The taking of a life by execution is no ordinary sentence. Indeed, this Court has recognized that the death penalty is “ ‘qualitatively different’ from any other sen-tence_” State v. Terry, 813 S.W.2d 420, 425 (Tenn.1991) (quoting Woodson v. North Carolina, 428 U.S. 280, 305, 96 S.Ct. 2978, 2991, 49 L.Ed.2d 944, 961 (1976)). Additionally, the execution of the insane “provides no example to others and thus contributes nothing to whatever deterrence value is intended to be served by capital punishment.” Ford, 477 U.S. at 407, 106 S.Ct. at 2600 (citation omitted) (examining the common-law’s prohibition of the execution of the insane). Moreover, “the community’s quest for ‘retribution’— the need to offset a criminal act by a punishment of equivalent ‘moral quality’— is not served by execution of an insane person, which has a ‘lesser value’ than that of the crime for which he is to be punished.” Id. at 408, 106 S.Ct. at 2601 (citation omitted). The absolute finality of the death penalty balanced against the arguably questionable deterrent and retributive effects of executing an individual deemed incompetent, require, in my view, that the State bear the burden of proving that the prisoner is competent for execution.
SUMMARY
Though I concur with much of the protocol promulgated by the majority,61 dissent because I am convinced that several aspects of the majority’s protocol fail to comport with the Fourteenth Amendment to the United States Constitution and with reasonable standards of public decency and propriety.
Specifically, the criteria for deciding a prisoner’s competence to be executed should include an inquiry into that prisoner’s ability to assist counsel — the constitutionally guaranteed right to counsel means little if a prisoner cannot assist that counsel.

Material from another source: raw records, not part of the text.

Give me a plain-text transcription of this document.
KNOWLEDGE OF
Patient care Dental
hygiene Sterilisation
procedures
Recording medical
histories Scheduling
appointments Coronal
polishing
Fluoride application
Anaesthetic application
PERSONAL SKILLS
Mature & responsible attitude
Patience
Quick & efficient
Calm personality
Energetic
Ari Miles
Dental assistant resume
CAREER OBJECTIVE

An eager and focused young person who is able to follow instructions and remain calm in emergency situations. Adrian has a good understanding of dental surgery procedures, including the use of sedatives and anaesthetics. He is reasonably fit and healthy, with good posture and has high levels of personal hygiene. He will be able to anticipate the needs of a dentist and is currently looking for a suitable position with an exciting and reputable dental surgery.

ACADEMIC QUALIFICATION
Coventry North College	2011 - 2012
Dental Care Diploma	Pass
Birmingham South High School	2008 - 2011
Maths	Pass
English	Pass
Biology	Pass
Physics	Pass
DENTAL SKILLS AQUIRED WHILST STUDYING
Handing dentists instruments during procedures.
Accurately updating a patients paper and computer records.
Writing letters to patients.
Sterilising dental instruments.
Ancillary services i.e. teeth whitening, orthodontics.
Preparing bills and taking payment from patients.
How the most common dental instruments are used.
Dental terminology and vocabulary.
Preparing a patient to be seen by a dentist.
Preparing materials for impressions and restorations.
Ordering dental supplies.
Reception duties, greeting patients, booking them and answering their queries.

Additionally, because of the fact-driven nature of the inquiry, a jury should make the final determination of whether a prisoner is competent to be executed. Finally, because the death penalty is the most severe and final punishment that can be imposed, the burden of persuasion on the ultimate issue of the prisoner’s competence should be on the State, once the prisoner has made the required threshold showing of incompetence.

. U.S. Const, amend. XIV, § 1; see also Tenn. Const., art. I, § 8.

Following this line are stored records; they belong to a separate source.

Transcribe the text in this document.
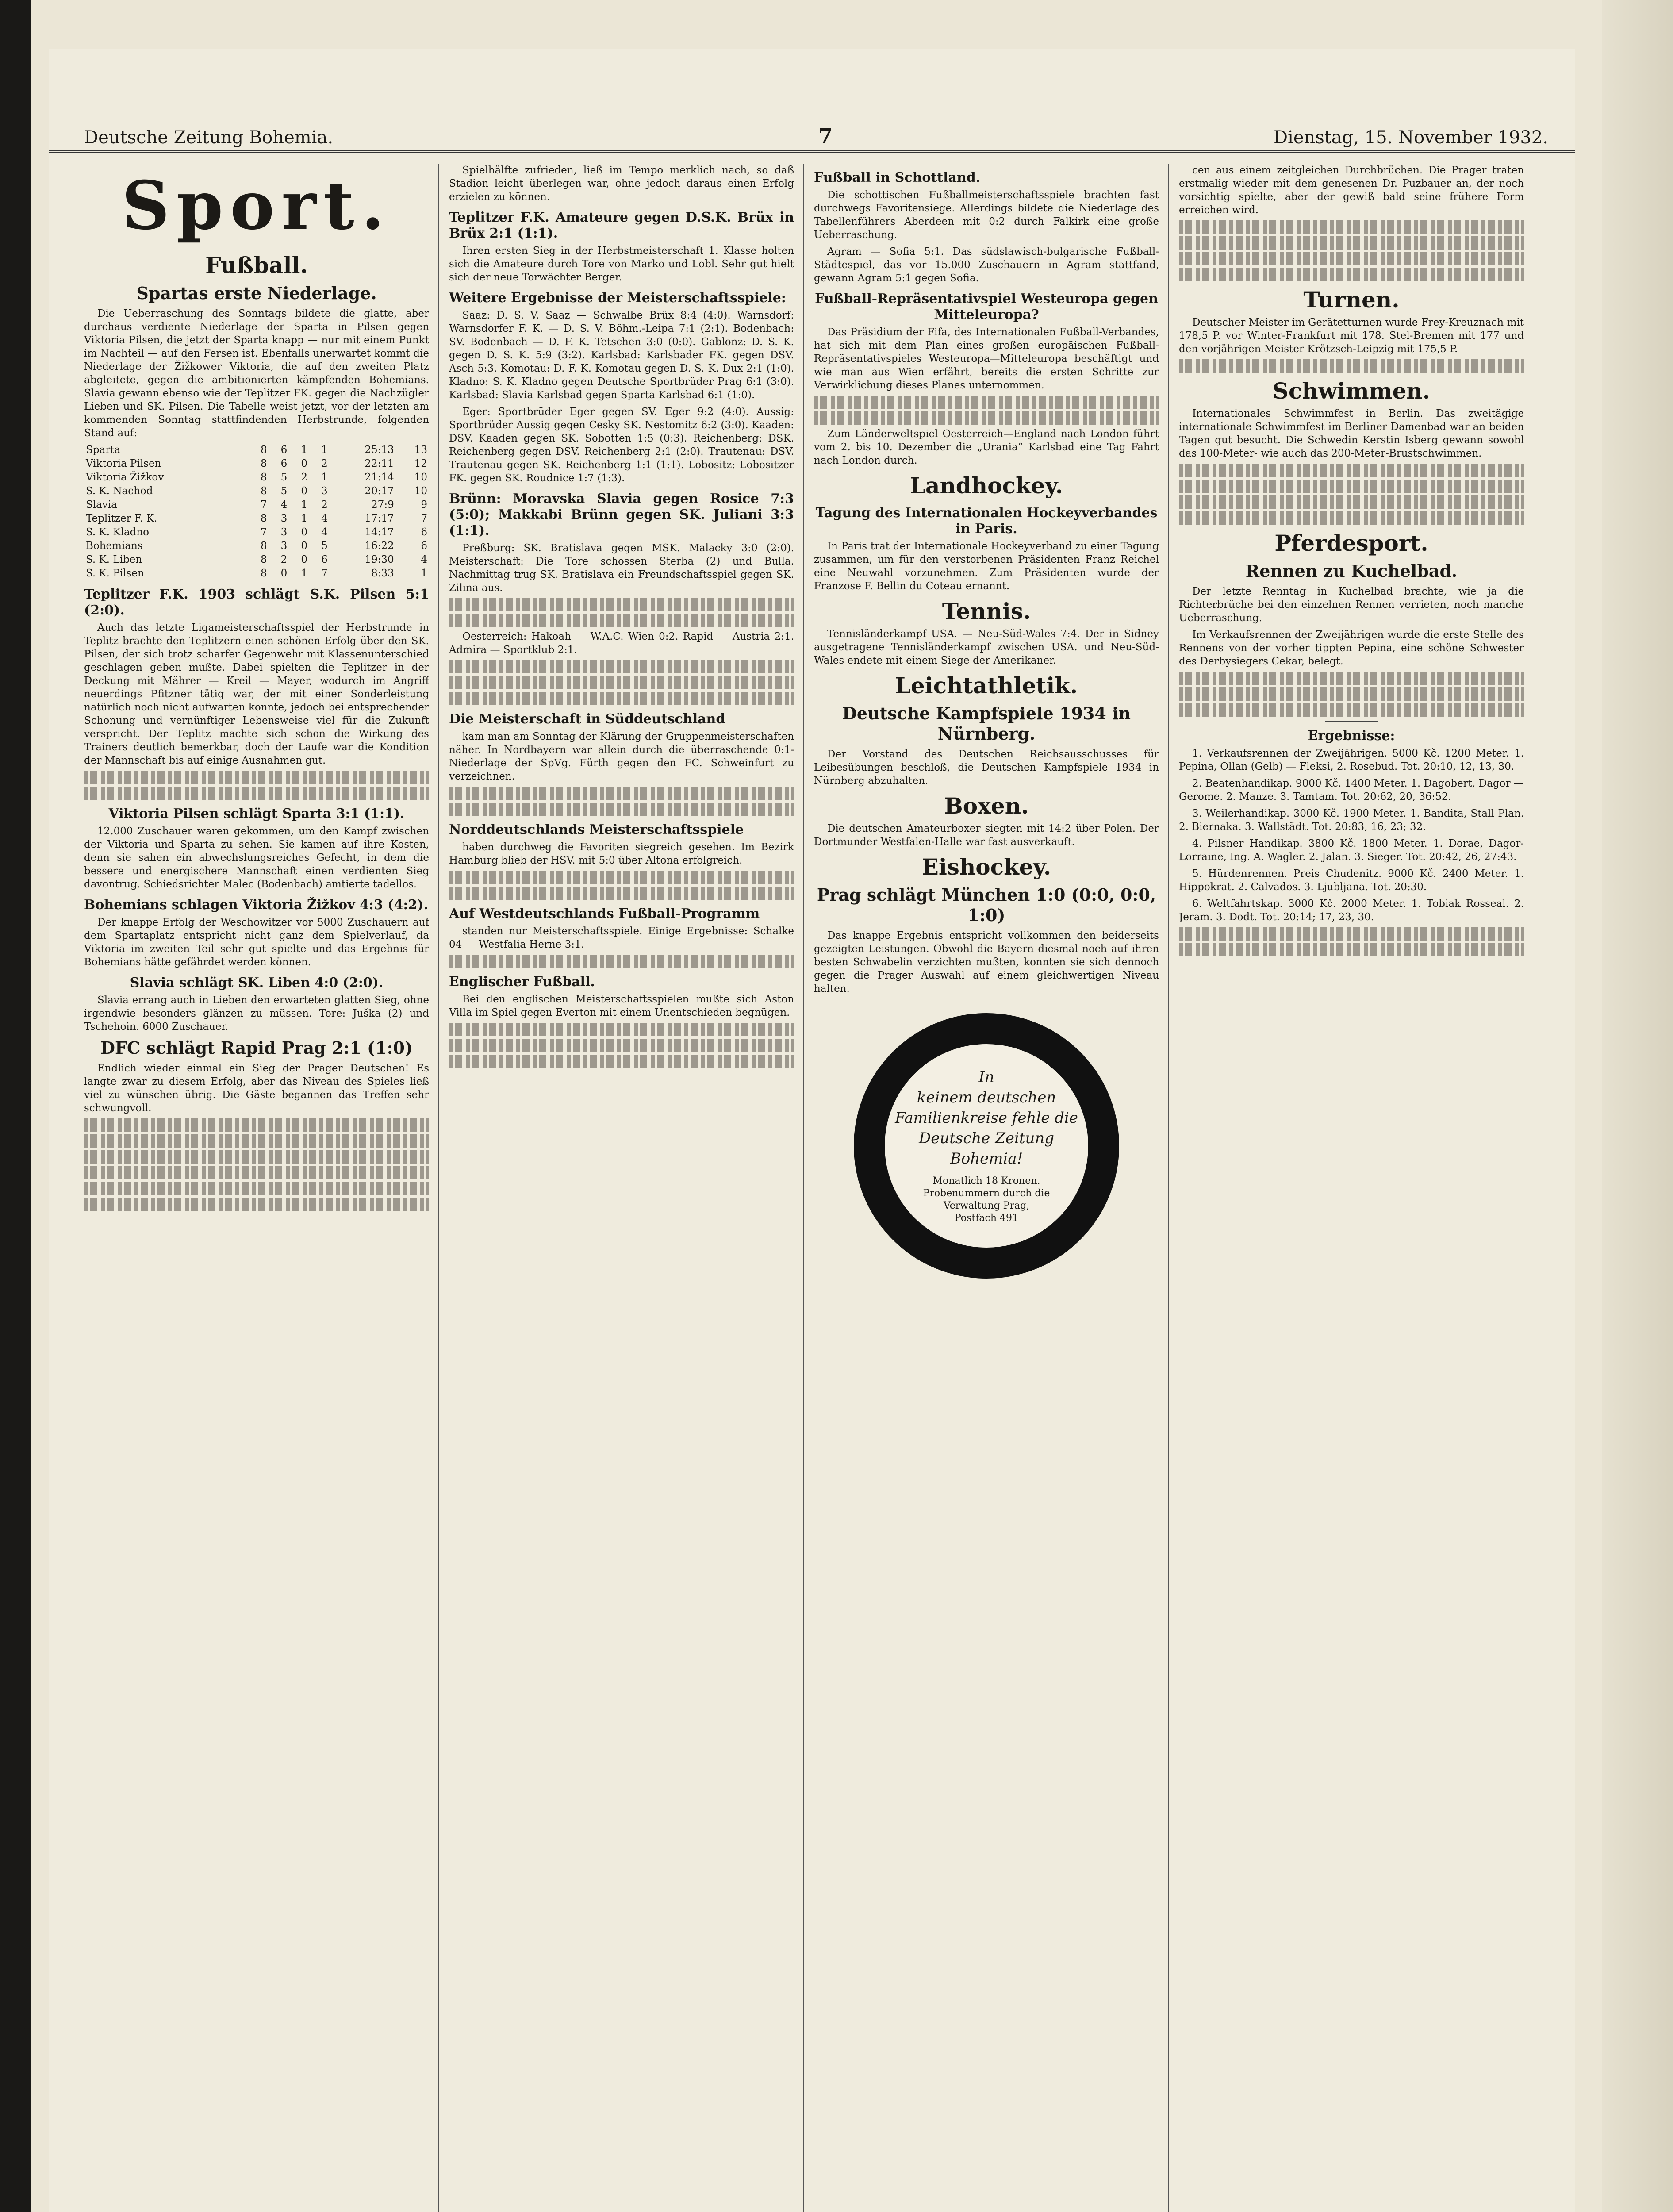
Deutsche Zeitung Bohemia.	7	Dienstag, 15. November 1932.
Sport.
Fußball.
Spartas erste Niederlage.

Die Ueberraschung des Sonntags bildete die glatte, aber durchaus verdiente Niederlage der Sparta in Pilsen gegen Viktoria Pilsen, die jetzt der Sparta knapp — nur mit einem Punkt im Nachteil — auf den Fersen ist. Ebenfalls unerwartet kommt die Niederlage der Žižkower Viktoria, die auf den zweiten Platz abgleitete, gegen die ambitionierten kämpfenden Bohemians. Slavia gewann ebenso wie der Teplitzer FK. gegen die Nachzügler Lieben und SK. Pilsen. Die Tabelle weist jetzt, vor der letzten am kommenden Sonntag stattfindenden Herbstrunde, folgenden Stand auf:

Sparta	8	6	1	1	25:13	13
Viktoria Pilsen	8	6	0	2	22:11	12
Viktoria Žižkov	8	5	2	1	21:14	10
S. K. Nachod	8	5	0	3	20:17	10
Slavia	7	4	1	2	27:9	9
Teplitzer F. K.	8	3	1	4	17:17	7
S. K. Kladno	7	3	0	4	14:17	6
Bohemians	8	3	0	5	16:22	6
S. K. Liben	8	2	0	6	19:30	4
S. K. Pilsen	8	0	1	7	8:33	1
Teplitzer F.K. 1903 schlägt S.K. Pilsen 5:1 (2:0).

Auch das letzte Ligameisterschaftsspiel der Herbstrunde in Teplitz brachte den Teplitzern einen schönen Erfolg über den SK. Pilsen, der sich trotz scharfer Gegenwehr mit Klassenunterschied geschlagen geben mußte. Dabei spielten die Teplitzer in der Deckung mit Mährer — Kreil — Mayer, wodurch im Angriff neuerdings Pfitzner tätig war, der mit einer Sonderleistung natürlich noch nicht aufwarten konnte, jedoch bei entsprechender Schonung und vernünftiger Lebensweise viel für die Zukunft verspricht. Der Teplitz machte sich schon die Wirkung des Trainers deutlich bemerkbar, doch der Laufe war die Kondition der Mannschaft bis auf einige Ausnahmen gut.

Viktoria Pilsen schlägt Sparta 3:1 (1:1).

12.000 Zuschauer waren gekommen, um den Kampf zwischen der Viktoria und Sparta zu sehen. Sie kamen auf ihre Kosten, denn sie sahen ein abwechslungsreiches Gefecht, in dem die bessere und energischere Mannschaft einen verdienten Sieg davontrug. Schiedsrichter Malec (Bodenbach) amtierte tadellos.

Bohemians schlagen Viktoria Žižkov 4:3 (4:2).

Der knappe Erfolg der Weschowitzer vor 5000 Zuschauern auf dem Spartaplatz entspricht nicht ganz dem Spielverlauf, da Viktoria im zweiten Teil sehr gut spielte und das Ergebnis für Bohemians hätte gefährdet werden können.

Slavia schlägt SK. Liben 4:0 (2:0).

Slavia errang auch in Lieben den erwarteten glatten Sieg, ohne irgendwie besonders glänzen zu müssen. Tore: Juška (2) und Tschehoin. 6000 Zuschauer.

DFC schlägt Rapid Prag 2:1 (1:0)

Endlich wieder einmal ein Sieg der Prager Deutschen! Es langte zwar zu diesem Erfolg, aber das Niveau des Spieles ließ viel zu wünschen übrig. Die Gäste begannen das Treffen sehr schwungvoll.

Spielhälfte zufrieden, ließ im Tempo merklich nach, so daß Stadion leicht überlegen war, ohne jedoch daraus einen Erfolg erzielen zu können.

Teplitzer F.K. Amateure gegen D.S.K. Brüx in Brüx 2:1 (1:1).

Ihren ersten Sieg in der Herbstmeisterschaft 1. Klasse holten sich die Amateure durch Tore von Marko und Lobl. Sehr gut hielt sich der neue Torwächter Berger.

Weitere Ergebnisse der Meisterschaftsspiele:

Saaz: D. S. V. Saaz — Schwalbe Brüx 8:4 (4:0). Warnsdorf: Warnsdorfer F. K. — D. S. V. Böhm.-Leipa 7:1 (2:1). Bodenbach: SV. Bodenbach — D. F. K. Tetschen 3:0 (0:0). Gablonz: D. S. K. gegen D. S. K. 5:9 (3:2). Karlsbad: Karlsbader FK. gegen DSV. Asch 5:3. Komotau: D. F. K. Komotau gegen D. S. K. Dux 2:1 (1:0). Kladno: S. K. Kladno gegen Deutsche Sportbrüder Prag 6:1 (3:0). Karlsbad: Slavia Karlsbad gegen Sparta Karlsbad 6:1 (1:0).

Eger: Sportbrüder Eger gegen SV. Eger 9:2 (4:0). Aussig: Sportbrüder Aussig gegen Cesky SK. Nestomitz 6:2 (3:0). Kaaden: DSV. Kaaden gegen SK. Sobotten 1:5 (0:3). Reichenberg: DSK. Reichenberg gegen DSV. Reichenberg 2:1 (2:0). Trautenau: DSV. Trautenau gegen SK. Reichenberg 1:1 (1:1). Lobositz: Lobositzer FK. gegen SK. Roudnice 1:7 (1:3).

Brünn: Moravska Slavia gegen Rosice 7:3 (5:0); Makkabi Brünn gegen SK. Juliani 3:3 (1:1).

Preßburg: SK. Bratislava gegen MSK. Malacky 3:0 (2:0). Meisterschaft: Die Tore schossen Sterba (2) und Bulla. Nachmittag trug SK. Bratislava ein Freundschaftsspiel gegen SK. Zilina aus.

Oesterreich: Hakoah — W.A.C. Wien 0:2. Rapid — Austria 2:1. Admira — Sportklub 2:1.

Die Meisterschaft in Süddeutschland

kam man am Sonntag der Klärung der Gruppenmeisterschaften näher. In Nordbayern war allein durch die überraschende 0:1-Niederlage der SpVg. Fürth gegen den FC. Schweinfurt zu verzeichnen.

Norddeutschlands Meisterschaftsspiele

haben durchweg die Favoriten siegreich gesehen. Im Bezirk Hamburg blieb der HSV. mit 5:0 über Altona erfolgreich.

Auf Westdeutschlands Fußball-Programm

standen nur Meisterschaftsspiele. Einige Ergebnisse: Schalke 04 — Westfalia Herne 3:1.

Englischer Fußball.

Bei den englischen Meisterschaftsspielen mußte sich Aston Villa im Spiel gegen Everton mit einem Unentschieden begnügen.

Fußball in Schottland.

Die schottischen Fußballmeisterschaftsspiele brachten fast durchwegs Favoritensiege. Allerdings bildete die Niederlage des Tabellenführers Aberdeen mit 0:2 durch Falkirk eine große Ueberraschung.

Agram — Sofia 5:1. Das südslawisch-bulgarische Fußball-Städtespiel, das vor 15.000 Zuschauern in Agram stattfand, gewann Agram 5:1 gegen Sofia.

Fußball-Repräsentativspiel Westeuropa gegen Mitteleuropa?

Das Präsidium der Fifa, des Internationalen Fußball-Verbandes, hat sich mit dem Plan eines großen europäischen Fußball-Repräsentativspieles Westeuropa—Mitteleuropa beschäftigt und wie man aus Wien erfährt, bereits die ersten Schritte zur Verwirklichung dieses Planes unternommen.

Zum Länderweltspiel Oesterreich—England nach London führt vom 2. bis 10. Dezember die „Urania“ Karlsbad eine Tag Fahrt nach London durch.

Landhockey.
Tagung des Internationalen Hockeyverbandes in Paris.

In Paris trat der Internationale Hockeyverband zu einer Tagung zusammen, um für den verstorbenen Präsidenten Franz Reichel eine Neuwahl vorzunehmen. Zum Präsidenten wurde der Franzose F. Bellin du Coteau ernannt.

Tennis.

Tennisländerkampf USA. — Neu-Süd-Wales 7:4. Der in Sidney ausgetragene Tennisländerkampf zwischen USA. und Neu-Süd-Wales endete mit einem Siege der Amerikaner.

Leichtathletik.
Deutsche Kampfspiele 1934 in Nürnberg.

Der Vorstand des Deutschen Reichsausschusses für Leibesübungen beschloß, die Deutschen Kampfspiele 1934 in Nürnberg abzuhalten.

Boxen.

Die deutschen Amateurboxer siegten mit 14:2 über Polen. Der Dortmunder Westfalen-Halle war fast ausverkauft.

Eishockey.
Prag schlägt München 1:0 (0:0, 0:0, 1:0)

Das knappe Ergebnis entspricht vollkommen den beiderseits gezeigten Leistungen. Obwohl die Bayern diesmal noch auf ihren besten Schwabelin verzichten mußten, konnten sie sich dennoch gegen die Prager Auswahl auf einem gleichwertigen Niveau halten.

In
keinem deutschen
Familienkreise fehle die
Deutsche Zeitung Bohemia!
Monatlich 18 Kronen.
Probenummern durch die
Verwaltung Prag,
Postfach 491

cen aus einem zeitgleichen Durchbrüchen. Die Prager traten erstmalig wieder mit dem genesenen Dr. Puzbauer an, der noch vorsichtig spielte, aber der gewiß bald seine frühere Form erreichen wird.

Turnen.

Deutscher Meister im Gerätetturnen wurde Frey-Kreuznach mit 178,5 P. vor Winter-Frankfurt mit 178. Stel-Bremen mit 177 und den vorjährigen Meister Krötzsch-Leipzig mit 175,5 P.

Schwimmen.

Internationales Schwimmfest in Berlin. Das zweitägige internationale Schwimmfest im Berliner Damenbad war an beiden Tagen gut besucht. Die Schwedin Kerstin Isberg gewann sowohl das 100-Meter- wie auch das 200-Meter-Brustschwimmen.

Pferdesport.
Rennen zu Kuchelbad.

Der letzte Renntag in Kuchelbad brachte, wie ja die Richterbrüche bei den einzelnen Rennen verrieten, noch manche Ueberraschung.

Im Verkaufsrennen der Zweijährigen wurde die erste Stelle des Rennens von der vorher tippten Pepina, eine schöne Schwester des Derbysiegers Cekar, belegt.

Ergebnisse:

1. Verkaufsrennen der Zweijährigen. 5000 Kč. 1200 Meter. 1. Pepina, Ollan (Gelb) — Fleksi, 2. Rosebud. Tot. 20:10, 12, 13, 30.

2. Beatenhandikap. 9000 Kč. 1400 Meter. 1. Dagobert, Dagor — Gerome. 2. Manze. 3. Tamtam. Tot. 20:62, 20, 36:52.

3. Weilerhandikap. 3000 Kč. 1900 Meter. 1. Bandita, Stall Plan. 2. Biernaka. 3. Wallstädt. Tot. 20:83, 16, 23; 32.

4. Pilsner Handikap. 3800 Kč. 1800 Meter. 1. Dorae, Dagor-Lorraine, Ing. A. Wagler. 2. Jalan. 3. Sieger. Tot. 20:42, 26, 27:43.

5. Hürdenrennen. Preis Chudenitz. 9000 Kč. 2400 Meter. 1. Hippokrat. 2. Calvados. 3. Ljubljana. Tot. 20:30.

6. Weltfahrtskap. 3000 Kč. 2000 Meter. 1. Tobiak Rosseal. 2. Jeram. 3. Dodt. Tot. 20:14; 17, 23, 30.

. 477 U.S. 399, 422, 106 S.Ct. 2595, 2608, 91 L.Ed.2d 335, 354 (1986)(Powell, J„ concurring).

. Miss.Code Ann. § 99-19-57(2)(b) (1994); Singleton v. State, 313 S.C. 75, 437 S.E.2d 53, 57-58 (1993); State v. Harris, 114 Wash.2d 419, 789 P.2d 60, 66 (1990).

. Bendt v. State, 733 S.W.2d 119, 123 (Tenn.Crim.App.1987) (the standard applied to determine if the defendant is competent to stand trial is whether the defendant is able to understand the nature of the proceedings, consult with counsel, and assist in the preparation of his defense); State v. Johnson, 673 S.W.2d 877, 880 (Tenn.Crim.App.1984) ("The test for determining if a defendant is competent to stand trial is whether he has sufficient present ability to consult with his lawyer with a reasonable degree of rational understanding. ...”); Jordan v. State, 124 Tenn. 81, 87-88, 135 S.W. 327, 328-29 (Tenn.1911) (a defendant is competent to stand trial if he is capable of understanding the nature and object of the proceedings around him, if he can comprehend his own condition in reference to such proceedings, and if he can conduct a rational defense).

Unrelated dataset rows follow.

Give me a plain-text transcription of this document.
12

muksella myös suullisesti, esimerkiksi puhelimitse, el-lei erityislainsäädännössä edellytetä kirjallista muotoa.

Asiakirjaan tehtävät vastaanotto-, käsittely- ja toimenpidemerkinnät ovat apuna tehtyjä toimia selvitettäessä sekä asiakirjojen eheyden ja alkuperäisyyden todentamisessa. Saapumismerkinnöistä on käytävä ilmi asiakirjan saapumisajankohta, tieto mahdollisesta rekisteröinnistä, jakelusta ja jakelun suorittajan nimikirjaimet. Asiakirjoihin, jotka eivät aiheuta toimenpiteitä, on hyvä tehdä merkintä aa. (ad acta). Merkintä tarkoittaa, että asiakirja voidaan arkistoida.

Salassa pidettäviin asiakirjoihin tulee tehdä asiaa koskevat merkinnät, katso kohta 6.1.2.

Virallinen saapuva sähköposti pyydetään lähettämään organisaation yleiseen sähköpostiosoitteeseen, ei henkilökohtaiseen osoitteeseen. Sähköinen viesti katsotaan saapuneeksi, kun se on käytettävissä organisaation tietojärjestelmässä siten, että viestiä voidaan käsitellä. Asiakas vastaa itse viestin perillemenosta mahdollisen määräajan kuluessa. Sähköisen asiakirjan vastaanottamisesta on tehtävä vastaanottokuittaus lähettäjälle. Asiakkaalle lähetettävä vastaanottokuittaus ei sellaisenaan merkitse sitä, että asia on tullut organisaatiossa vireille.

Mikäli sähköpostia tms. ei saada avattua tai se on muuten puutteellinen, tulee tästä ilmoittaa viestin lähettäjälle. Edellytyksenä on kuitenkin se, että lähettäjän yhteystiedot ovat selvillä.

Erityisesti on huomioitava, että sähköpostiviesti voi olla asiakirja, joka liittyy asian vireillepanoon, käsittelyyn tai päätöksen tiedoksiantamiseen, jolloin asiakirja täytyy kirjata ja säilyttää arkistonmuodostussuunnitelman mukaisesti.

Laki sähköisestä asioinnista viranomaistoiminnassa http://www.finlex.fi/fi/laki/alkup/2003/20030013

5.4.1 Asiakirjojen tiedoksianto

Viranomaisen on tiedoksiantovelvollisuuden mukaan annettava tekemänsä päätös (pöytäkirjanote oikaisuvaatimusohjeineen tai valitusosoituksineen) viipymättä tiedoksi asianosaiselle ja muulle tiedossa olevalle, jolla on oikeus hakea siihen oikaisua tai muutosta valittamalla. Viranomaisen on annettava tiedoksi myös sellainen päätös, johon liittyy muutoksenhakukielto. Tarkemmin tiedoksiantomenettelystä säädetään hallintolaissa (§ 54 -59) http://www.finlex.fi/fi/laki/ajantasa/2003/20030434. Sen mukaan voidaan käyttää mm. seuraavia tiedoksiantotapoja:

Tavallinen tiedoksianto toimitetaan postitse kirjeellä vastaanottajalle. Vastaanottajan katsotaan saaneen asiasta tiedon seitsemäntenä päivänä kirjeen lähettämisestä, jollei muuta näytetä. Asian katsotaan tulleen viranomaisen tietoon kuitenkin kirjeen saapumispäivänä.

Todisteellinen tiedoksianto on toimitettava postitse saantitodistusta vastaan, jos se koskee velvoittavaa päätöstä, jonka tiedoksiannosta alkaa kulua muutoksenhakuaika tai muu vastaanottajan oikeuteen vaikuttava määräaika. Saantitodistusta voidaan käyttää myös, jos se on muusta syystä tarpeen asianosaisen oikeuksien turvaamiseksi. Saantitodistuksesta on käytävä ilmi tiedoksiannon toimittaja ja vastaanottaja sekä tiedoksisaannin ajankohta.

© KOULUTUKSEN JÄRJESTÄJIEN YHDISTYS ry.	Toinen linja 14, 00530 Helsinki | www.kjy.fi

. The Oklahoma Court of Criminal Appeals is Oklahoma’s court of last resort as to criminal issues.

. I agree with the majority that a petition for post-conviction relief is not the appropriate means by which a prisoner should litigate his competency to be executed. I further agree with the majority that the question of whether the petitioner currently before the court is competent to be executed is not ripe for determination.